Many will tell you that it’s difficult to secure funding from a bank but I decided to do some research to find out how common it really is for early stage startups to get a loan. To my surprise (and maybe to yours), I found out that more startups were resorting to getting a bank loan during the first year than asking for money from friends and family.
A recent study conducted by the National Bureau of Economic Research (NBER) in 2010* found that debt financing was much more prevalent than recently predicted, even early stage companies, including pre-revenue firms, got twice as much of their capital from bank loans than from other funding channels.
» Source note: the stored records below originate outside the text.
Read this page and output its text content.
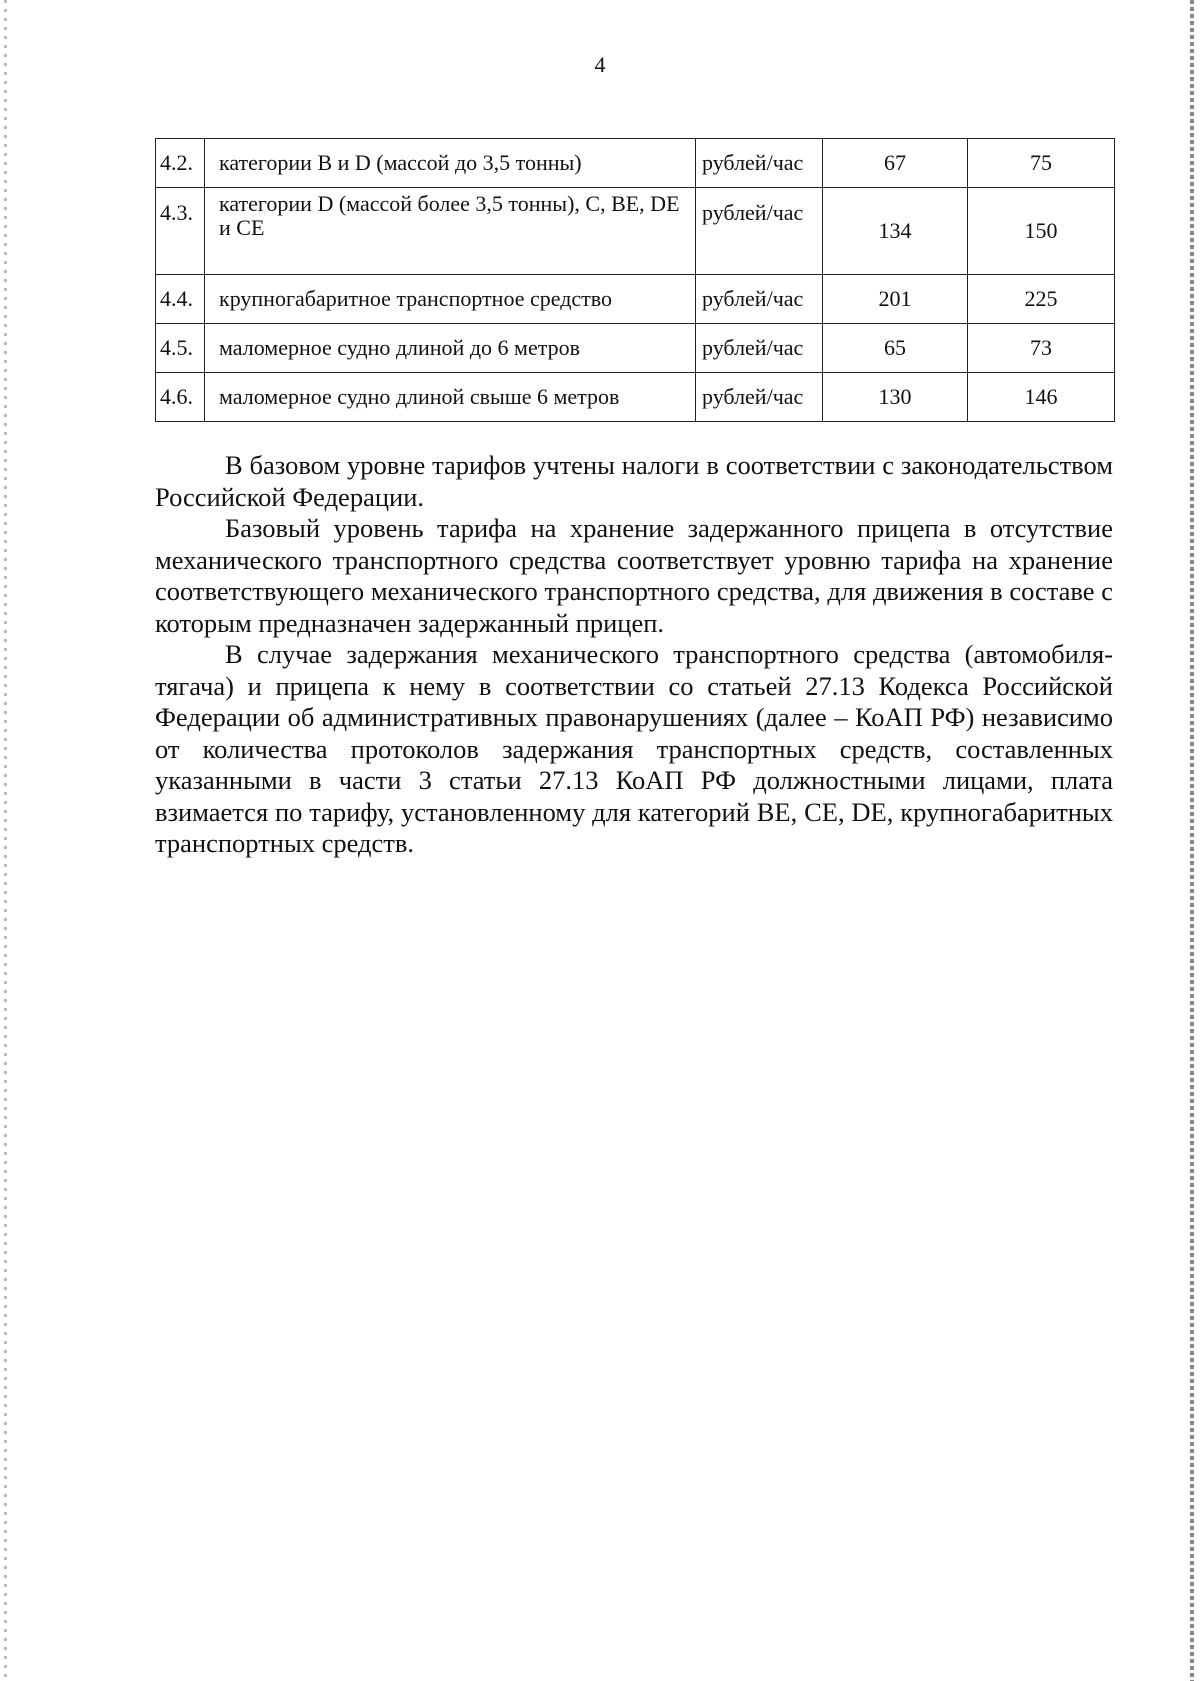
4
4.2.	категории B и D (массой до 3,5 тонны)	рублей/час	67	75
4.3.	категории D (массой более 3,5 тонны), C, BE, DE и CE	рублей/час	134	150
4.4.	крупногабаритное транспортное средство	рублей/час	201	225
4.5.	маломерное судно длиной до 6 метров	рублей/час	65	73
4.6.	маломерное судно длиной свыше 6 метров	рублей/час	130	146

В базовом уровне тарифов учтены налоги в соответствии с законодательством Российской Федерации.

Базовый уровень тарифа на хранение задержанного прицепа в отсутствие механического транспортного средства соответствует уровню тарифа на хранение соответствующего механического транспортного средства, для движения в составе с которым предназначен задержанный прицеп.

В случае задержания механического транспортного средства (автомобиля-тягача) и прицепа к нему в соответствии со статьей 27.13 Кодекса Российской Федерации об административных правонарушениях (далее – КоАП РФ) независимо от количества протоколов задержания транспортных средств, составленных указанными в части 3 статьи 27.13 КоАП РФ должностными лицами, плата взимается по тарифу, установленному для категорий BE, CE, DE, крупногабаритных транспортных средств.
Some of the findings include:
· Debt was used five times more than equity
· On average 25% of the startup’s capital structure was in the form of a bank debt
· The average bank loan was approximately $48,000
The study also contradicted the popular myth that small-business owners pile on credit-card debt to fund their startup. Only 25% of entrepreneurs in the survey used their personal credit cards to finance their new ventures.
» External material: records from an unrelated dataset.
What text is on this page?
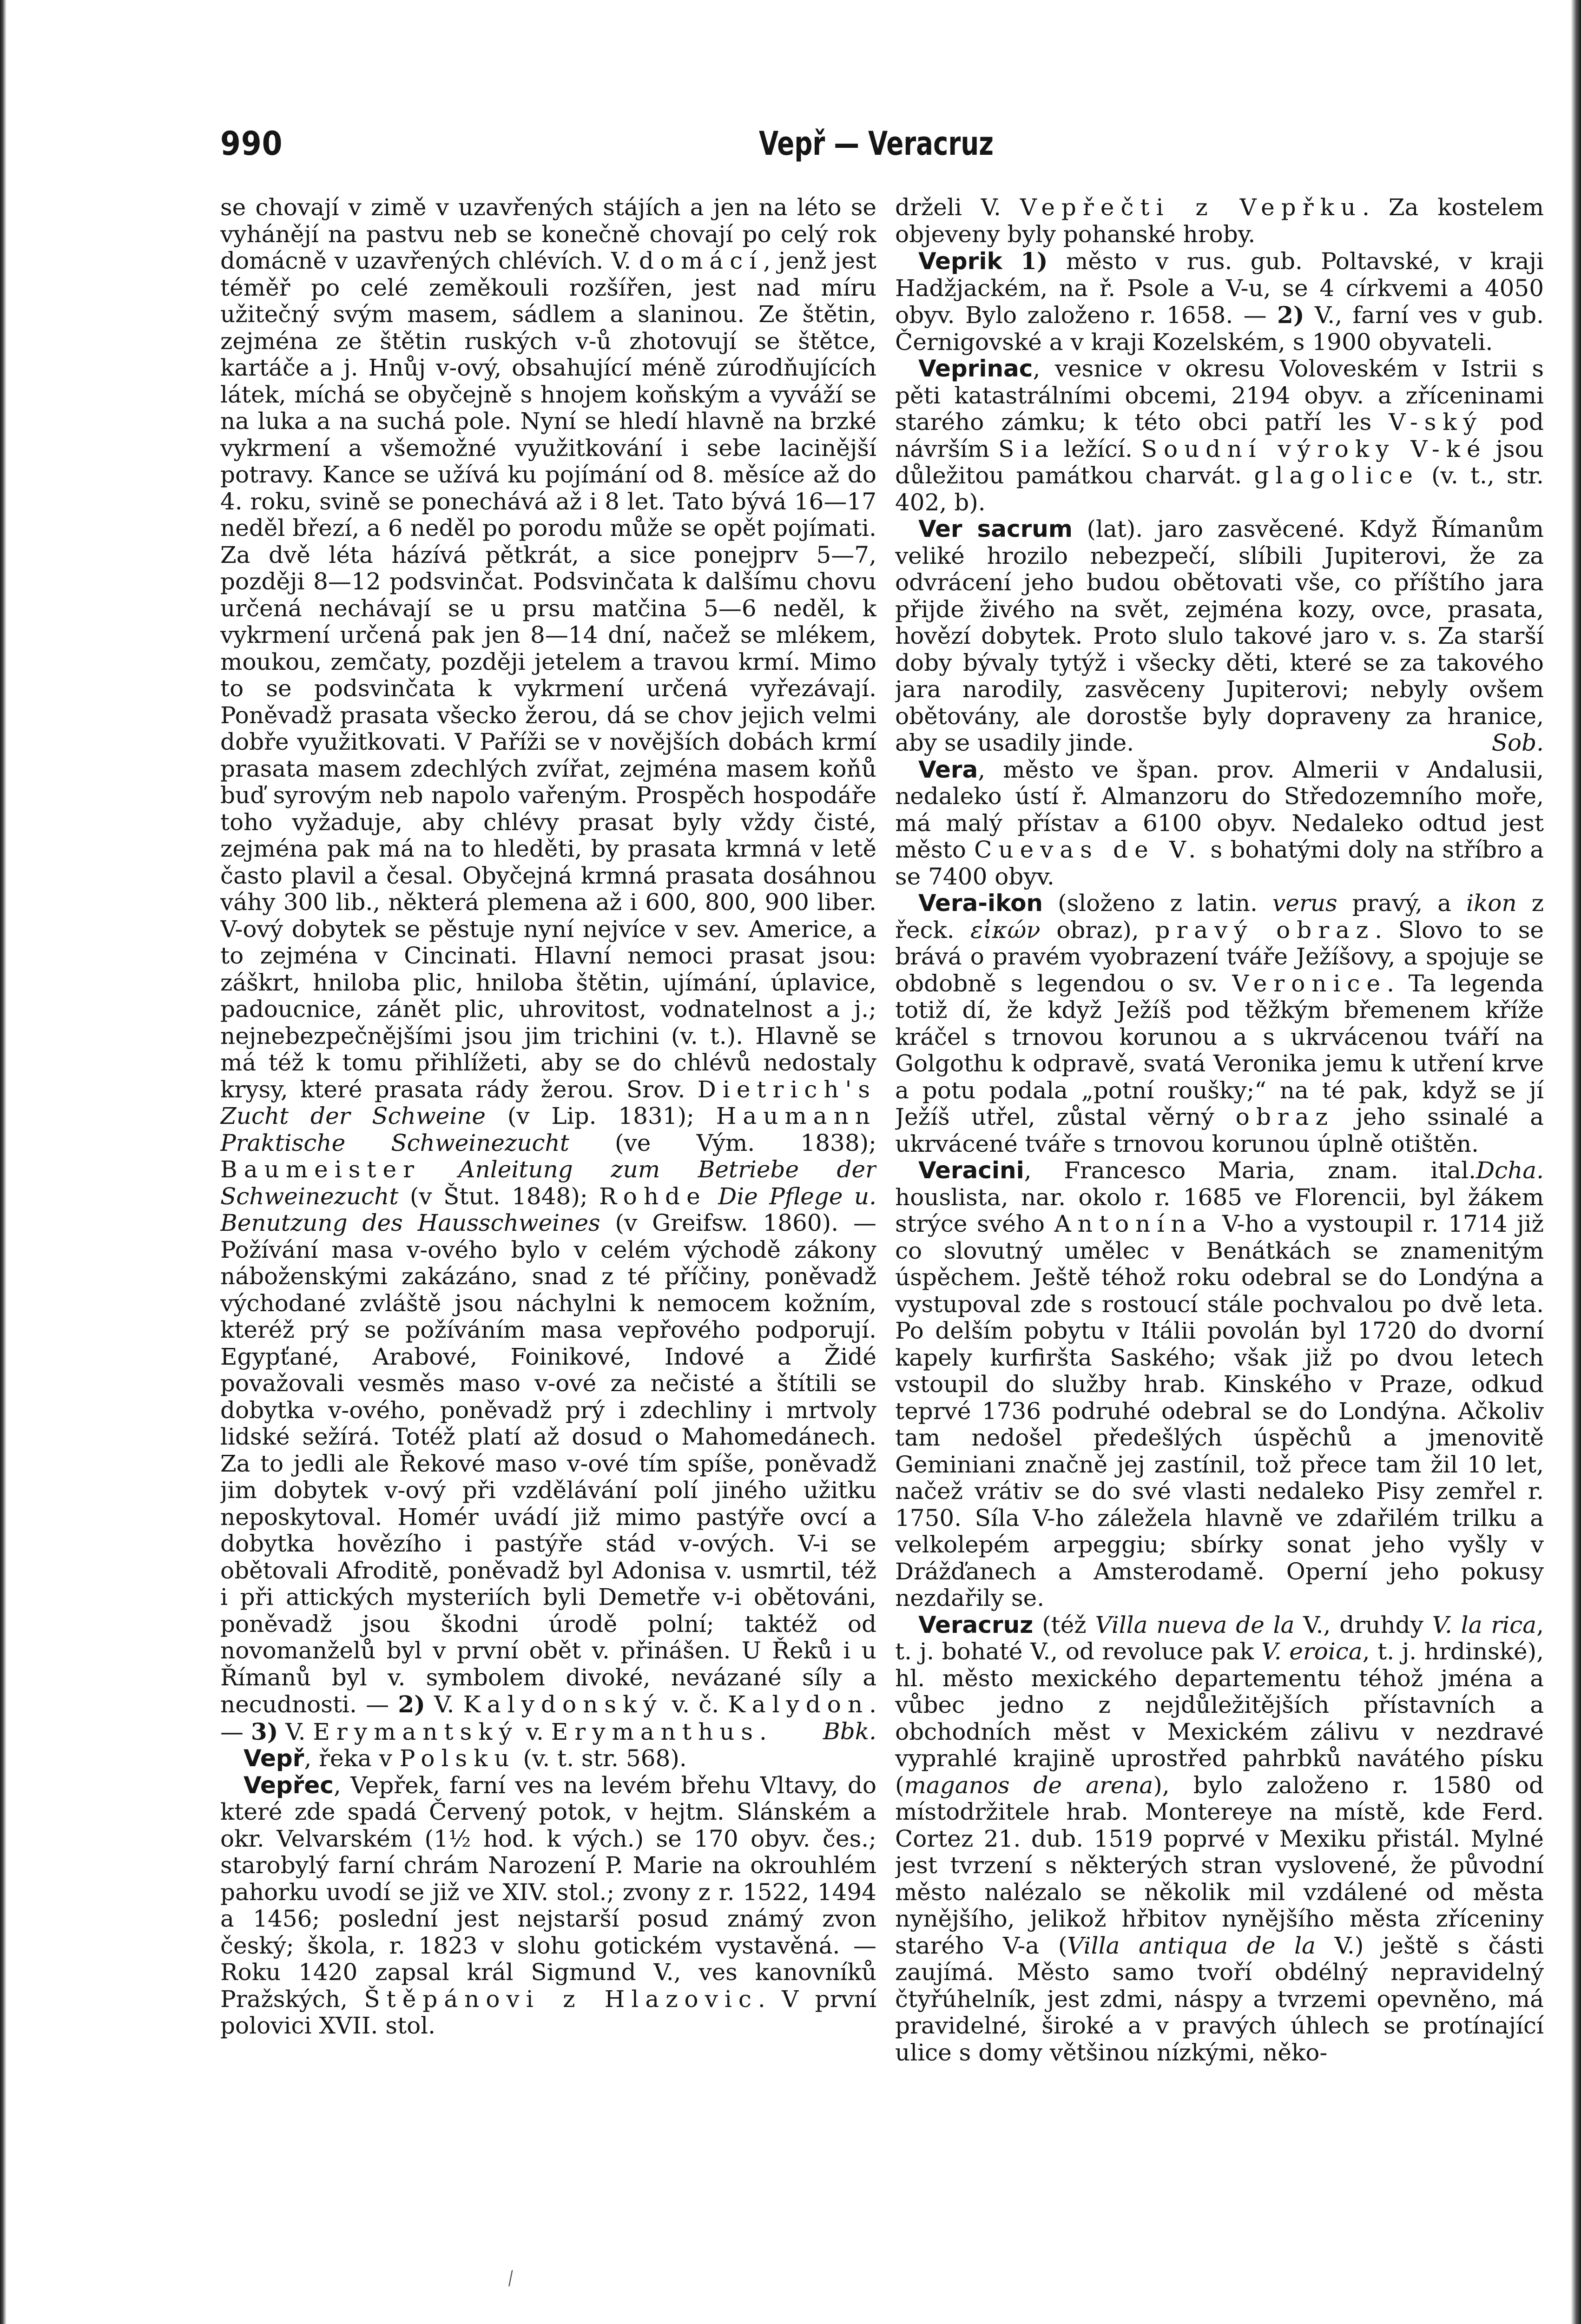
990	Vepř — Veracruz

se chovají v zimě v uzavřených stájích a jen na léto se vyhánějí na pastvu neb se konečně chovají po celý rok domácně v uzavřených chlévích. V. domácí, jenž jest téměř po celé zeměkouli rozšířen, jest nad míru užitečný svým masem, sádlem a slaninou. Ze štětin, zejména ze štětin ruských v-ů zhotovují se štětce, kartáče a j. Hnůj v-ový, obsahující méně zúrodňujících látek, míchá se obyčejně s hnojem koňským a vyváží se na luka a na suchá pole. Nyní se hledí hlavně na brzké vykrmení a všemožné využitkování i sebe lacinější potravy. Kance se užívá ku pojímání od 8. měsíce až do 4. roku, svině se ponechává až i 8 let. Tato bývá 16—17 neděl březí, a 6 neděl po porodu může se opět pojímati. Za dvě léta házívá pětkrát, a sice ponejprv 5—7, později 8—12 podsvinčat. Podsvinčata k dalšímu chovu určená nechávají se u prsu matčina 5—6 neděl, k vykrmení určená pak jen 8—14 dní, načež se mlékem, moukou, zemčaty, později jetelem a travou krmí. Mimo to se podsvinčata k vykrmení určená vyřezávají. Poněvadž prasata všecko žerou, dá se chov jejich velmi dobře využitkovati. V Paříži se v novějších dobách krmí prasata masem zdechlých zvířat, zejména masem koňů buď syrovým neb napolo vařeným. Prospěch hospodáře toho vyžaduje, aby chlévy prasat byly vždy čisté, zejména pak má na to hleděti, by prasata krmná v letě často plavil a česal. Obyčejná krmná prasata dosáhnou váhy 300 lib., některá plemena až i 600, 800, 900 liber. V-ový dobytek se pěstuje nyní nejvíce v sev. Americe, a to zejména v Cincinati. Hlavní nemoci prasat jsou: záškrt, hniloba plic, hniloba štětin, ujímání, úplavice, padoucnice, zánět plic, uhrovitost, vodnatelnost a j.; nejnebezpečnějšími jsou jim trichini (v. t.). Hlavně se má též k tomu přihlížeti, aby se do chlévů nedostaly krysy, které prasata rády žerou. Srov. Dietrich's Zucht der Schweine (v Lip. 1831); Haumann Praktische Schweinezucht (ve Vým. 1838); Baumeister Anleitung zum Betriebe der Schweinezucht (v Štut. 1848); Rohde Die Pflege u. Benutzung des Hausschweines (v Greifsw. 1860). — Požívání masa v-ového bylo v celém východě zákony náboženskými zakázáno, snad z té příčiny, poněvadž východané zvláště jsou náchylni k nemocem kožním, kteréž prý se požíváním masa vepřového podporují. Egypťané, Arabové, Foinikové, Indové a Židé považovali vesměs maso v-ové za nečisté a štítili se dobytka v-ového, poněvadž prý i zdechliny i mrtvoly lidské sežírá. Totéž platí až dosud o Mahomedánech. Za to jedli ale Řekové maso v-ové tím spíše, poněvadž jim dobytek v-ový při vzdělávání polí jiného užitku neposkytoval. Homér uvádí již mimo pastýře ovcí a dobytka hovězího i pastýře stád v-ových. V-i se obětovali Afroditě, poněvadž byl Adonisa v. usmrtil, též i při attických mysteriích byli Demetře v-i obětováni, poněvadž jsou škodni úrodě polní; taktéž od novomanželů byl v první obět v. přinášen. U Řeků i u Římanů byl v. symbolem divoké, nevázané síly a necudnosti. — 2) V. Kalydonský v. č. Kalydon. — 3) V. Erymantský v. Erymanthus. Bbk.

 Vepř, řeka v Polsku (v. t. str. 568).

 Vepřec, Vepřek, farní ves na levém břehu Vltavy, do které zde spadá Červený potok, v hejtm. Slánském a okr. Velvarském (1½ hod. k vých.) se 170 obyv. čes.; starobylý farní chrám Narození P. Marie na okrouhlém pahorku uvodí se již ve XIV. stol.; zvony z r. 1522, 1494 a 1456; poslední jest nejstarší posud známý zvon český; škola, r. 1823 v slohu gotickém vystavěná. — Roku 1420 zapsal král Sigmund V., ves kanovníků Pražských, Štěpánovi z Hlazovic. V první polovici XVII. stol.

drželi V. Vepřečti z Vepřku. Za kostelem objeveny byly pohanské hroby.

 Veprik 1) město v rus. gub. Poltavské, v kraji Hadžjackém, na ř. Psole a V-u, se 4 církvemi a 4050 obyv. Bylo založeno r. 1658. — 2) V., farní ves v gub. Černigovské a v kraji Kozelském, s 1900 obyvateli.

 Veprinac, vesnice v okresu Voloveském v Istrii s pěti katastrálními obcemi, 2194 obyv. a zříceninami starého zámku; k této obci patří les V-ský pod návrším Sia ležící. Soudní výroky V-ké jsou důležitou památkou charvát. glagolice (v. t., str. 402, b).

 Ver sacrum (lat). jaro zasvěcené. Když Římanům veliké hrozilo nebezpečí, slíbili Jupiterovi, že za odvrácení jeho budou obětovati vše, co příštího jara přijde živého na svět, zejména kozy, ovce, prasata, hovězí dobytek. Proto slulo takové jaro v. s. Za starší doby bývaly tytýž i všecky děti, které se za takového jara narodily, zasvěceny Jupiterovi; nebyly ovšem obětovány, ale dorostše byly dopraveny za hranice, aby se usadily jinde.	Sob.

 Vera, město ve špan. prov. Almerii v Andalusii, nedaleko ústí ř. Almanzoru do Středozemního moře, má malý přístav a 6100 obyv. Nedaleko odtud jest město Cuevas de V. s bohatými doly na stříbro a se 7400 obyv.

 Vera-ikon (složeno z latin. verus pravý, a ikon z řeck. εἰκών obraz), pravý obraz. Slovo to se brává o pravém vyobrazení tváře Ježíšovy, a spojuje se obdobně s legendou o sv. Veronice. Ta legenda totiž dí, že když Ježíš pod těžkým břemenem kříže kráčel s trnovou korunou a s ukrvácenou tváří na Golgothu k odpravě, svatá Veronika jemu k utření krve a potu podala „potní roušky;“ na té pak, když se jí Ježíš utřel, zůstal věrný obraz jeho ssinalé a ukrvácené tváře s trnovou korunou úplně otištěn.
Dcha.

 Veracini, Francesco Maria, znam. ital. houslista, nar. okolo r. 1685 ve Florencii, byl žákem strýce svého Antonína V-ho a vystoupil r. 1714 již co slovutný umělec v Benátkách se znamenitým úspěchem. Ještě téhož roku odebral se do Londýna a vystupoval zde s rostoucí stále pochvalou po dvě leta. Po delším pobytu v Itálii povolán byl 1720 do dvorní kapely kurfiršta Saského; však již po dvou letech vstoupil do služby hrab. Kinského v Praze, odkud teprvé 1736 podruhé odebral se do Londýna. Ačkoliv tam nedošel předešlých úspěchů a jmenovitě Geminiani značně jej zastínil, tož přece tam žil 10 let, načež vrátiv se do své vlasti nedaleko Pisy zemřel r. 1750. Síla V-ho záležela hlavně ve zdařilém trilku a velkolepém arpeggiu; sbírky sonat jeho vyšly v Drážďanech a Amsterodamě. Operní jeho pokusy nezdařily se.

 Veracruz (též Villa nueva de la V., druhdy V. la rica, t. j. bohaté V., od revoluce pak V. eroica, t. j. hrdinské), hl. město mexického departementu téhož jména a vůbec jedno z nejdůležitějších přístavních a obchodních měst v Mexickém zálivu v nezdravé vyprahlé krajině uprostřed pahrbků navátého písku (maganos de arena), bylo založeno r. 1580 od místodržitele hrab. Montereye na místě, kde Ferd. Cortez 21. dub. 1519 poprvé v Mexiku přistál. Mylné jest tvrzení s některých stran vyslovené, že původní město nalézalo se několik mil vzdálené od města nynějšího, jelikož hřbitov nynějšího města zříceniny starého V-a (Villa antiqua de la V.) ještě s části zaujímá. Město samo tvoří obdélný nepravidelný čtyřúhelník, jest zdmi, náspy a tvrzemi opevněno, má pravidelné, široké a v pravých úhlech se protínající ulice s domy většinou nízkými, něko-

⁄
So what am I trying to say? Essentially that securing a bank loan may not be for every entrepreneur but it is a viable option to explore after running out of friends-and-family investments. Prepare yourself before you meet with a bank representative to apply. Make sure that your credit is strong and you have professional references to vouch for your credibility and business acumen. Polish the financials in your business plan and gather the necessary documents (tax, legal, incorporation etc.). For detailed information about the process of acquiring a business bank loan, check out this handy SCORE article.
*NBER,“The Capital Structure Decisions of New Firms,” studied the capital structure choices that firms made in their initial year of operation, using restricted-access data from the Kauffman Firm.